What are we trying to achieve?
The Embedded and Automotive team within the Xen Project intends to build a platform around the Xen Project Hypervisor that enables the use of the Xen Project Hypervisor for non-data center use cases (automotive, internet TV, mobile and other embedded use cases) by providing a community focal-point within the Xen Project community as well as within the wider open source community. The team plans to
- develop and upstream necessary changes to the Xen Project Hypervisor and Linux
- to implement new drivers (such as GPU, HID, and other drivers needed for non-data center use cases), protocols, capabilities and functionality that are needed for a complete automotive/embedded/mobile virtualization stack
- upstream all necessary changes to support such functionality in operating systems that are needed for these use-cases (e.g. Android, Linux, etc.)
However, the team recognises that there may not always be a natural upstream for some of the code developed (e.g. for a QNX base-port for the Xen Project Hypervisor). The project team will own and maintain additional code repositories to develop and host a complete platform. The project may also maintain development repositories for experimental code, where it is too early to upstream.
Why Xen Project in Embedded and Automotive?
The Xen Project Hypervisor is uniquely placed to support a new range of use-cases, building on top of 14 years of usage within the data centre. In particular, it's isolation and security features, flexible virtualization mode and architecture, driver disaggregation and ARM support (only 90K lines of code) make it a perfect fit for embedded applications.
The following presentation gives an overview over Xen Project Hypervisor functionality in the data centre and security applications that may be relevant for embedded applications.
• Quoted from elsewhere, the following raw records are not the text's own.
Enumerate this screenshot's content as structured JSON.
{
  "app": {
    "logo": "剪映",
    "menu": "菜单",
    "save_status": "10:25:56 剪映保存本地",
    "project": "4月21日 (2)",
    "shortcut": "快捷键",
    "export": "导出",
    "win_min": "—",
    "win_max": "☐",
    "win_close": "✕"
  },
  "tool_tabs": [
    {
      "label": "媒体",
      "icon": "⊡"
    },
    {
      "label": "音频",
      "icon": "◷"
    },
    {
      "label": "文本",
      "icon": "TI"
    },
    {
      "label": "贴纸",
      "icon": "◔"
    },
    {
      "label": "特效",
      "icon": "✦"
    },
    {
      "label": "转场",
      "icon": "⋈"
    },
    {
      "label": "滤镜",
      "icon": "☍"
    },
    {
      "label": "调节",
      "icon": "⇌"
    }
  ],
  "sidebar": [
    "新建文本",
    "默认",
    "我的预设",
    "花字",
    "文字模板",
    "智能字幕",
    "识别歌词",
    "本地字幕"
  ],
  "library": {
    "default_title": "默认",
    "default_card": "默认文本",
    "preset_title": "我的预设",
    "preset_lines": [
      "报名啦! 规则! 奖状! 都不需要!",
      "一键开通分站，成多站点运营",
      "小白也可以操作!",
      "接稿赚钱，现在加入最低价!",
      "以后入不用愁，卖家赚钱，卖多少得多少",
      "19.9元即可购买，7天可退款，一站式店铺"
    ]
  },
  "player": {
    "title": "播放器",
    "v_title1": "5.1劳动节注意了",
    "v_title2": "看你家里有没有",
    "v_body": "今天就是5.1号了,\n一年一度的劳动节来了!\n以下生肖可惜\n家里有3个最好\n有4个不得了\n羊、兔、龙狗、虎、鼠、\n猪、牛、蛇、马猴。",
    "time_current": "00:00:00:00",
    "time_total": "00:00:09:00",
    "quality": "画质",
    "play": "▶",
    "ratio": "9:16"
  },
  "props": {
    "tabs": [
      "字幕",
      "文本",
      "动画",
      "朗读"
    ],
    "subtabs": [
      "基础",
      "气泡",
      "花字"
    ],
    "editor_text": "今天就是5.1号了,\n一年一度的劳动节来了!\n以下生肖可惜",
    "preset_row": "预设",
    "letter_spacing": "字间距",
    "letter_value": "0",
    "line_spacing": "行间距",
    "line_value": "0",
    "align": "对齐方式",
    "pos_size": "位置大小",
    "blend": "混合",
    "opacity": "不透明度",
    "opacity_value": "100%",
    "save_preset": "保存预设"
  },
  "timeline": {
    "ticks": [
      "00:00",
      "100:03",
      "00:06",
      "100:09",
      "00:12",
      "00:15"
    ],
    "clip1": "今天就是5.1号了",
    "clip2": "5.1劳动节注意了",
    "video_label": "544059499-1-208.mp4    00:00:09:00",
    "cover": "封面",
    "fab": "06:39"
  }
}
It also gives a brief overview of products and projects in embedded and automitive market segments and its use of the Xen Project Hypervisor. It also contains links to many useful resources.
There is also a good recording of a Xen related session at Embedded Linux Conference 1016, which covers some of the topics from the deck above in more detail.
A number of key ongoing developments started in late 2016, that are relevant for this market segment:
- Shared coprocessor framework: The main idea of the coprocessor sharing is to let different domains use coprocessor concurrently and independently within some time share. Coprocessor sharing will enable sharing such as GPUs, DSPs and others
- ABIs and reference implementations for various PV protocols: in particular for PV Sound, PV Display & PV DRM
The following section shows a number of demos of what exists today.
Code will be upstreamed to projects under the license of respective upstream project. For code that is hosted by the subproject, e.g. for a QNX base-ports, an appropriate OSI approved license will be used. For PV drivers contributed to the Linux kernel or for Linux user space drivers hosted by the subproject a dual-use license will be used to enable easy sharing of driver code with FreeBSD and other open source operating systems.